Aging is characterized by the accumulation of various forms of damage as well as by other age-related deleterious changes. These changes generally have negative, deleterious consequences for organisms as they age. Different living systems differ in their metabolic strategies, resulting in different types and levels of damage production, therefore have evolved both unique and common mechanisms to counteract some of these deleterious changes. These mechanisms also limit the transfer of damage to progeny. The damage-producing and protective mechanisms are mostly genetically controlled, differ among taxonomic groups and are important in defining the lifespan of organisms. Nevertheless, the general principles of cell and organismal organization make damage accumulation inevitable for most multicellular organisms.
In this review, we discuss age-related changes in one of the most important and abundant components of any cell, and therefore of the whole organism - the proteome. Functionality of the whole system of proteins in any organism requires maintenance of a precise balance of synthesis, degradation and function of each and every protein, while aging often shifts this balance, resulting in pathology. Being the end-point of the implementation of genetic information, the proteome accumulates damage generated during this process. The effectiveness of proteostasis control systems, which maintain and recycle the proteome, is diminished with age, leading to the accumulation of damaged proteins and molecules, which in turn inhibit cell functionality and thus cause age-related dysfunction.

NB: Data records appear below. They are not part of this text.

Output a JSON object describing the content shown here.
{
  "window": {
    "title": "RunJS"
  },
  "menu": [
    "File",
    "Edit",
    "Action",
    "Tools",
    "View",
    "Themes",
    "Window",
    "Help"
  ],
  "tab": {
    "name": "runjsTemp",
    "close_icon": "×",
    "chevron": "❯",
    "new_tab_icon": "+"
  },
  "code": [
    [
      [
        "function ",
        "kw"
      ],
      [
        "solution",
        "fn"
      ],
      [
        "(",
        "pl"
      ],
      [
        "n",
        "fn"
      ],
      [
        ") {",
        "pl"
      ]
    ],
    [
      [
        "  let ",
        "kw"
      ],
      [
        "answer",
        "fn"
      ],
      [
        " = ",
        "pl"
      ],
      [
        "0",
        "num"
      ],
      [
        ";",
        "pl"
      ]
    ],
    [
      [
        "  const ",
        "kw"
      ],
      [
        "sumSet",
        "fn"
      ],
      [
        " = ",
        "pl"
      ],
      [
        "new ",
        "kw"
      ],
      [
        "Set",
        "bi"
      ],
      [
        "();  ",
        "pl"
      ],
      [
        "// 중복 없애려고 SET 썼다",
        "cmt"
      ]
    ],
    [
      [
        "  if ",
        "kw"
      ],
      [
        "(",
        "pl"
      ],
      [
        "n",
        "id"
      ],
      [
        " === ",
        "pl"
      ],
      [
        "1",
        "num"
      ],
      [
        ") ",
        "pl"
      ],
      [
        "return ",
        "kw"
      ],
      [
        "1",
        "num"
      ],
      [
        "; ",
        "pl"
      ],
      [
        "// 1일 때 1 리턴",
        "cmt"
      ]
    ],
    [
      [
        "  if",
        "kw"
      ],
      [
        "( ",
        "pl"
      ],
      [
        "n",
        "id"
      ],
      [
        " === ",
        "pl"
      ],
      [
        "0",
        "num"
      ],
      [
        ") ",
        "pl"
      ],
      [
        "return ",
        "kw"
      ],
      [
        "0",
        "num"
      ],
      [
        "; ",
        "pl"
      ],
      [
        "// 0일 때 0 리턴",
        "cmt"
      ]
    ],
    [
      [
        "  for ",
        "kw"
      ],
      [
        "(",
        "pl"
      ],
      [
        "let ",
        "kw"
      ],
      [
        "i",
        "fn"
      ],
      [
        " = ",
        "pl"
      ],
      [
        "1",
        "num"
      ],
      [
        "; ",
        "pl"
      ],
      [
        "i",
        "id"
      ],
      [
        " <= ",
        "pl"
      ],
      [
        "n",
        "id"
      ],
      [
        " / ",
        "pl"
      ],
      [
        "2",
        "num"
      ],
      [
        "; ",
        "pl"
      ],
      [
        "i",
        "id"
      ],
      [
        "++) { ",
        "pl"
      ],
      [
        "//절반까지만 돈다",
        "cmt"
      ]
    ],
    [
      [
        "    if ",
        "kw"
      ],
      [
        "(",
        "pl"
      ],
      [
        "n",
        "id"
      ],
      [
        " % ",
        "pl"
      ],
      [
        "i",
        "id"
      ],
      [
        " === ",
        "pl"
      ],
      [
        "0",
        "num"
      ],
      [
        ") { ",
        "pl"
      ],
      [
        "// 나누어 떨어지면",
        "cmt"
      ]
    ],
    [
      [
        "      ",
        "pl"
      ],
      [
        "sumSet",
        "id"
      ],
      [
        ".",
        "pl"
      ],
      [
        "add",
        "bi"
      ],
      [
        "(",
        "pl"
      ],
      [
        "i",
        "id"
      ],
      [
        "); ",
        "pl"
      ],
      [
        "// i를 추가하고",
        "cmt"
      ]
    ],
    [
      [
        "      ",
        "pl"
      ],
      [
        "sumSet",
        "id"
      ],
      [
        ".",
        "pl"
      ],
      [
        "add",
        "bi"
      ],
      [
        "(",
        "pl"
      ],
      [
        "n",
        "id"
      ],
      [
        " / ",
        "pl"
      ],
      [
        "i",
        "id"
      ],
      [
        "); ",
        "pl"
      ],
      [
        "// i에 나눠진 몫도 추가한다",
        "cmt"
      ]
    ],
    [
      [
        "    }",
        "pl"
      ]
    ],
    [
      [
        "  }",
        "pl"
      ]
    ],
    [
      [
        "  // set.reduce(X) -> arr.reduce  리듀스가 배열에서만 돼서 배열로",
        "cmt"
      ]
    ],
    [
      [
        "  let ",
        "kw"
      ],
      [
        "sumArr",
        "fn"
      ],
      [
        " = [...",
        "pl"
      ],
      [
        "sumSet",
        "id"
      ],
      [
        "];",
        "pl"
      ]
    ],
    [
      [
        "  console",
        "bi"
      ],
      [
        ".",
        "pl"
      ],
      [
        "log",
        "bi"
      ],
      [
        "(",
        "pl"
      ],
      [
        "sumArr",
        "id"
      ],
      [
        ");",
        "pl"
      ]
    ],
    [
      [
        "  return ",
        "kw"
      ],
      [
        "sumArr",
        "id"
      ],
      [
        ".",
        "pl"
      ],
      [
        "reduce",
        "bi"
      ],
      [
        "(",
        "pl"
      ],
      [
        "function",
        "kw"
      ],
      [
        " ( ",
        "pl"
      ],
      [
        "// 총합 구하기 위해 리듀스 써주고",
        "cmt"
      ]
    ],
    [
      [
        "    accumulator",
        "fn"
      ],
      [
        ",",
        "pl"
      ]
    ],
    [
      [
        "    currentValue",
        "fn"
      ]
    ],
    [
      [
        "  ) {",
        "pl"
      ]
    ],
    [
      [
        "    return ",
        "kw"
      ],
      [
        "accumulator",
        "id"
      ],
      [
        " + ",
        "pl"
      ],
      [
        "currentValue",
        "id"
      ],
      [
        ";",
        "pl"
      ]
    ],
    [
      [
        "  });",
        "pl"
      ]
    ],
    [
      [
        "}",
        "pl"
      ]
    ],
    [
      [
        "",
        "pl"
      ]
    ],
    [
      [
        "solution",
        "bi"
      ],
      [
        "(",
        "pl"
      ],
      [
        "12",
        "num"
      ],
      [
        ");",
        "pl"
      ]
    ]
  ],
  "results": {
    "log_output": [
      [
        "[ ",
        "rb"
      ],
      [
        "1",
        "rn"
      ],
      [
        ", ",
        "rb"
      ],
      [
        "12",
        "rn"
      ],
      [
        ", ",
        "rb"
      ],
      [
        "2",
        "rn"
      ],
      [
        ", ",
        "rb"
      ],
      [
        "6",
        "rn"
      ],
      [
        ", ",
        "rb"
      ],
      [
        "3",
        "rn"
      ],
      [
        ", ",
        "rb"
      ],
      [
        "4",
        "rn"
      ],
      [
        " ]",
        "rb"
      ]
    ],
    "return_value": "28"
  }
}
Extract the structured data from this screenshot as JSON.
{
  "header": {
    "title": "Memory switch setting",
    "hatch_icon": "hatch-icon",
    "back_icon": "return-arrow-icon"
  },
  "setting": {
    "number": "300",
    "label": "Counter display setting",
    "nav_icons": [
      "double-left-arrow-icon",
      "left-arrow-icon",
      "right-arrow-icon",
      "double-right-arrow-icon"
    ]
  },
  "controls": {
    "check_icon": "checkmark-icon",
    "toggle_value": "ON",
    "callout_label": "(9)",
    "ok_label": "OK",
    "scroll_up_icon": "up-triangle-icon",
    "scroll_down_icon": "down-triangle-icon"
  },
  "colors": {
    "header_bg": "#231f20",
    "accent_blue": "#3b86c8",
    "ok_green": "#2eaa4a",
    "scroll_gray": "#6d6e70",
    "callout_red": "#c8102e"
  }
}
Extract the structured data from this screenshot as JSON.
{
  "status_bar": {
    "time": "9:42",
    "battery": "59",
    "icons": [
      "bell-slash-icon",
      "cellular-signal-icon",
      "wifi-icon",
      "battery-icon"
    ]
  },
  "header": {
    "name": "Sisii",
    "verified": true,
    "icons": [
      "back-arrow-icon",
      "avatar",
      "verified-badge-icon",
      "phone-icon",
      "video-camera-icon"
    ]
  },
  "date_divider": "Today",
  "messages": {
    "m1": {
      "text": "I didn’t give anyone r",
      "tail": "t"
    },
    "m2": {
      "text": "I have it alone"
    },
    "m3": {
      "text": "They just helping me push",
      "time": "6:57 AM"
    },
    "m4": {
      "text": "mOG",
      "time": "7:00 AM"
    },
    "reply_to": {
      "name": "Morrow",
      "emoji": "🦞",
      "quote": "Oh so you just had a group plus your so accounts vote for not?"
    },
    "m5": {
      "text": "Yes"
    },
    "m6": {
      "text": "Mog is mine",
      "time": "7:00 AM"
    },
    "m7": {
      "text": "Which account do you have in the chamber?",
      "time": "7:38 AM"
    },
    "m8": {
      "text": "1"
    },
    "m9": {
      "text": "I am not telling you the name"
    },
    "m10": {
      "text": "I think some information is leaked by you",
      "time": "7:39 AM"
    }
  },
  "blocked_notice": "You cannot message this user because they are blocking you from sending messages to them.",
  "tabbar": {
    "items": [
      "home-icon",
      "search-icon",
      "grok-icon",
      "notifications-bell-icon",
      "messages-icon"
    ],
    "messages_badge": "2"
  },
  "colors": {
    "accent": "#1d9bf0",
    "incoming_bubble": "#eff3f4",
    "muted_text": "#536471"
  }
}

Every step in protein lifecycle, most notably protein synthesis and degradation, is relevant to the aging process and, indeed, has been shown to change with age and likely define lifespan. While changes in protein degradation systems during aging are relatively well studied, alterations in protein synthesis still remain to be elucidated. Does the overall level of protein synthesis change with age? Which components of the translation apparatus are affected by aging? Do errors in protein synthesis increase in older organisms? Is there age-dependent regulation of protein synthesis at the level of translation? Answering these questions is necessary for understanding the mechanisms of aging and lifespan control.